Last week I attended a lecture by Stephen Walt on Why simplistic hypothesis testing is bad for International Relations.1 The lecture took place at the College of William and Mary, Williamsburg (VA) were I am currently residing as a visiting scholar. Walt’s talk was based on an article that he co-authored with John Mearsheimer for the EJIR special issue on The End of IR Theory, 2013. While Walt made some convincing arguments about the steady increase of non-theory driven big data analysis and how they change IR as a discipline, I was rather nauseated by his unreflected conception of theorizing as virtue.
Walt and Mearsheimer’s main claim is that IR is lost in a spiral of ever more quantitative and ever more correlational research. Small questions are answered with tailor-made datasets that are used to test as many variables as possible. Those tests are not, as they should be, guided by theories or indeed used to create new or refine existing theories, but lead to disconnected empirical findings. Debates these days are fought over who can build the biggest datasets and generate the most powerful models rather than who can come up with the best explanations for the ‘big picture’ of international relations. It has become so much easier to test correlations – and get published on it – that few of us (and young scholars in particular) are motivated enough to sit down and think in hypothetical terms anymore. In short: IR has lost its interest in grand theorizing.
Empirically speaking, I think Walt and Mearsheimer have a point here and the number of large-N correlational studies has indeed increased over the past years. I also agree that bad data and the excessive use of mentioned bad data in mindless hypothesis testing is bad. However, I was absolutely stunned by the authors’ simplistic (reference to their own title intended) definition and glorification of theories.
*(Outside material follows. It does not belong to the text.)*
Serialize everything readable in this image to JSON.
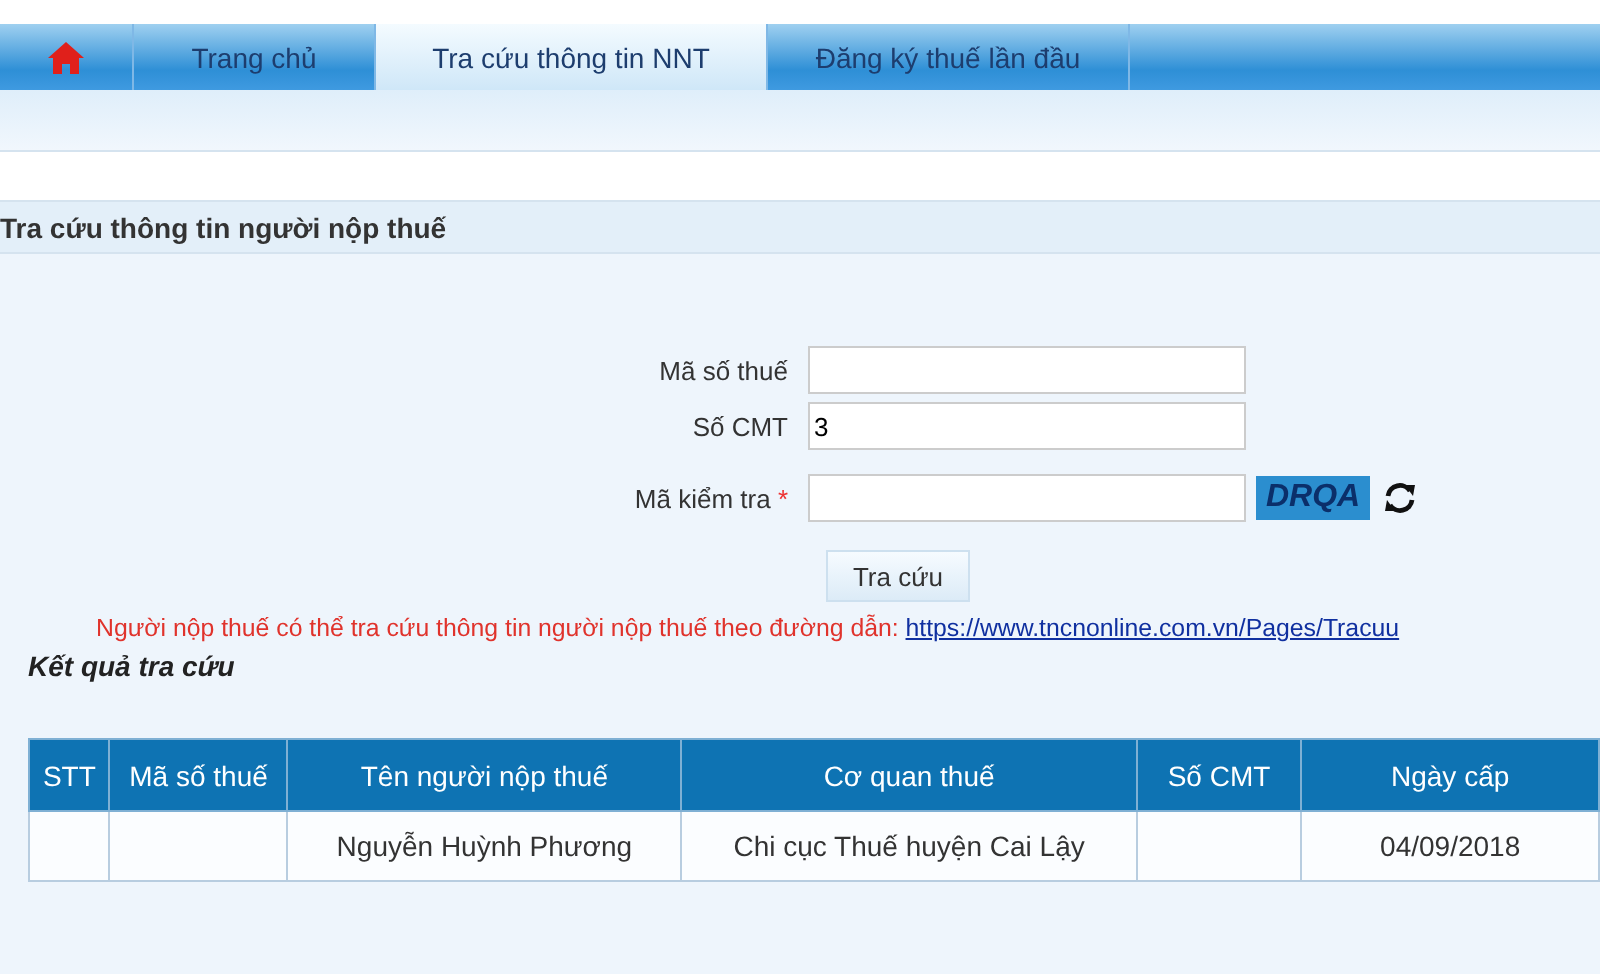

“Theories (…) are like maps. Both aim to simplify a complex reality so we can grasp it better. A highway map of the United States, for example, might include major cities, roads, rivers, mountains, and lakes. But it would leave out many less prominent features, such as individual trees, buildings, or the rivets on the Golden Gate Bridge. Like a theory, a map is an abridged version of reality.“
Theories are meant to simplify complex realities? Point taken. But their production process and use is just as political as that of maps: rivers might be where rivers are, but the definition of what and where South and North are, the decision of what is at the map’s center and what at its margins, and the need to fix borders on paper, are conscious actions. They are taken by people and have an impact that goes well beyond the paper the map is written on. What bothers me, therefore, is the authors’ ignorance – or active neglect – of this political dimension to their analogy. What I think about this is best illustrated by commenting on the eight “virtues of theories” according to Walt and Mearsheimer:2
“1. Theories provide overarching frameworks — the ‘big picture’ — of what is happening in myriad realms of activity. There is simply no way to understand an infinitely complex world just by collecting facts.”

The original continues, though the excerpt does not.